D’une part, John McCain insuffle donc dans l’esprit de son peuple, volontairement ou non, l’idée que l’Iran est responsable de l’embourbement américain en Irak. Et, d’autre part, son principal stratège lance qu’une attaque terroriste sur le sol américain serait bénéfique au camp républicain pour l’élection présidentielle.

Ces déclarations font un incroyable écho aux propos tonitruants de Zbigniew Brzezinski, le 1er février 2007, devant la commission sénatoriale sur les relations avec l’étranger. L’ancien conseiller à la Sécurité nationale du président Jimmy Carter avait alors averti que la politique de l’administration Bush en Irak menait inexorablement à la guerre avec l’Iran. Il avait surtout décrit un "scénario plausible de conflit militaire avec l’Iran". Celui-ci impliquerait "le fait pour l’Irak de ne pas atteindre les objectifs fixés, suivi d’accusations sur la responsabilité de l’Iran dans cet échec, puis enfin par une provocation en Irak ou par un attentat terroriste aux Etats-Unis attribué à l’Iran, culminant en une opération militaire "défensive" des Etats-Unis contre l’Iran qui plonge une Amérique solitaire dans un bourbier toujours plus vaste et plus profond finissant par englober l’Irak, l’Iran, l’Afghanistan et le Pakistan."


Brzezinski
doutait du caractère "défensif" de l’action militaire en préparation et laissait entendre qu’une manipulation était possible. Il mettait aussi en garde dans son intervention contre "la lutte idéologique décisive" contre l’islam radical que prône Bush, la qualifiant de "récit historique mythique" utilisé pour justifier une "guerre qui dure et qui est potentiellement en expansion". Sur ce point encore, McCain n’est pas rassurant, lui qui compte parmi ses soutiens le pasteur évangéliste Rod Parsley, un homme de foi que le candidat à la Maison Blanche considère comme son "guide spirituel" et qui prône, ni plus ni moins, la destruction de l’islam.

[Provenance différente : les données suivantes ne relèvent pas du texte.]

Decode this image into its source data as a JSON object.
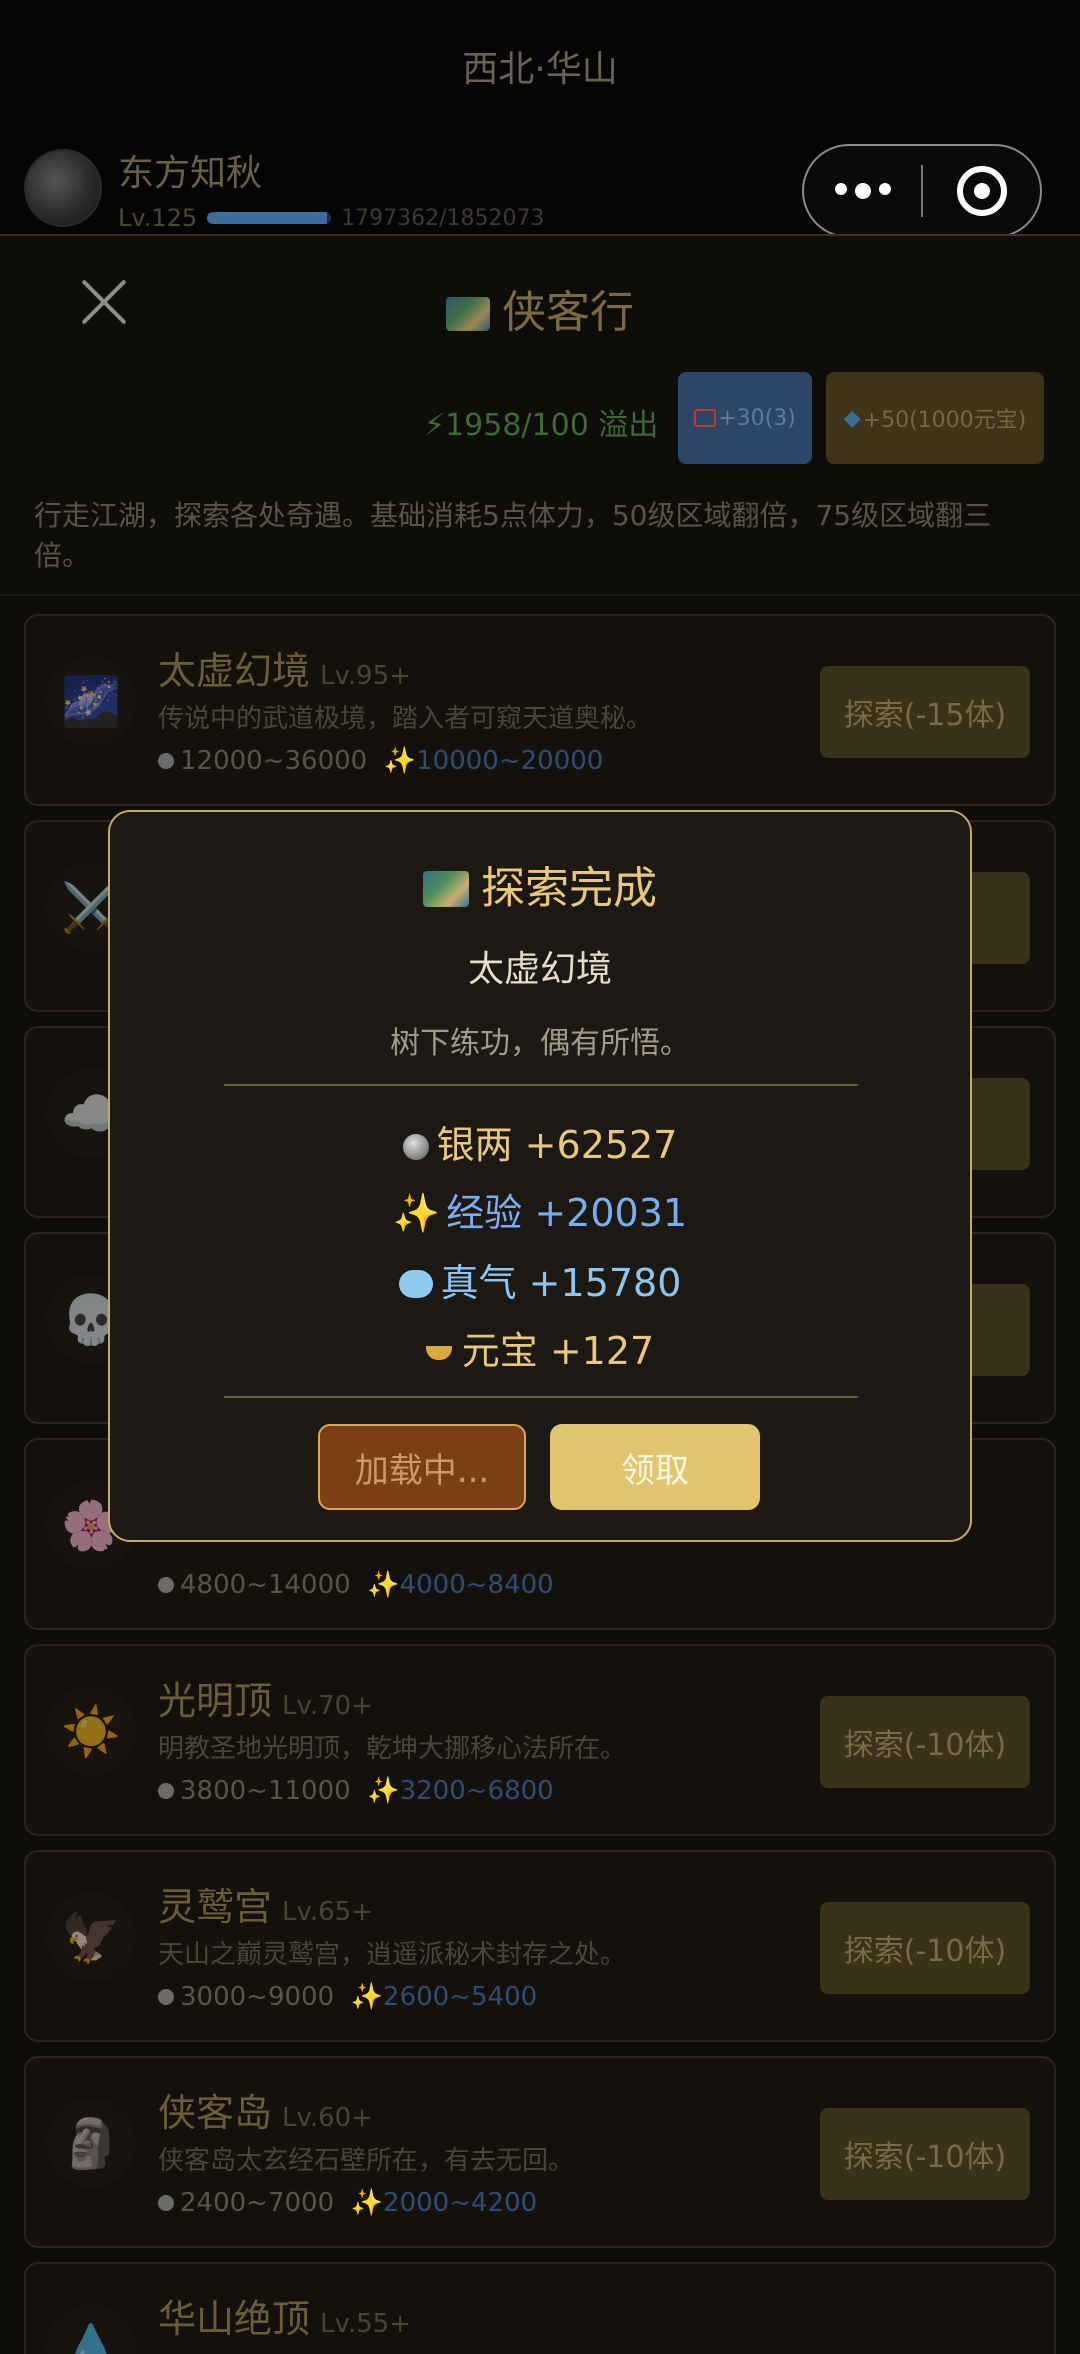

Mais Barack Obama est-il réellement plus rassurant que son adversaire républicain au sujet du Moyen-Orient ? On aurait pu le penser ; mais un discours récent du chouchou des sondages et des médias, devant le puissant lobby pro-israélien, l’AIPAC (American Israel Politic Affair Committee), a fait déchanter tous ceux qui croyaient encore qu’avec lui les choses seraient vraiment différentes en matière de politique étrangère. Barack Obama a, en effet, affiché la plus grande intransigeance vis-à-vis de l’Iran, et assuré qu’il serait prêt à "tout" pour l’empêcher d’accéder à l’arme nucléaire. Il a même "brandi si fort la menace d’une action militaire que cela ressemblait aux menaces prononcées par George W. Bush", a souligné la chaîne de télévision NBC.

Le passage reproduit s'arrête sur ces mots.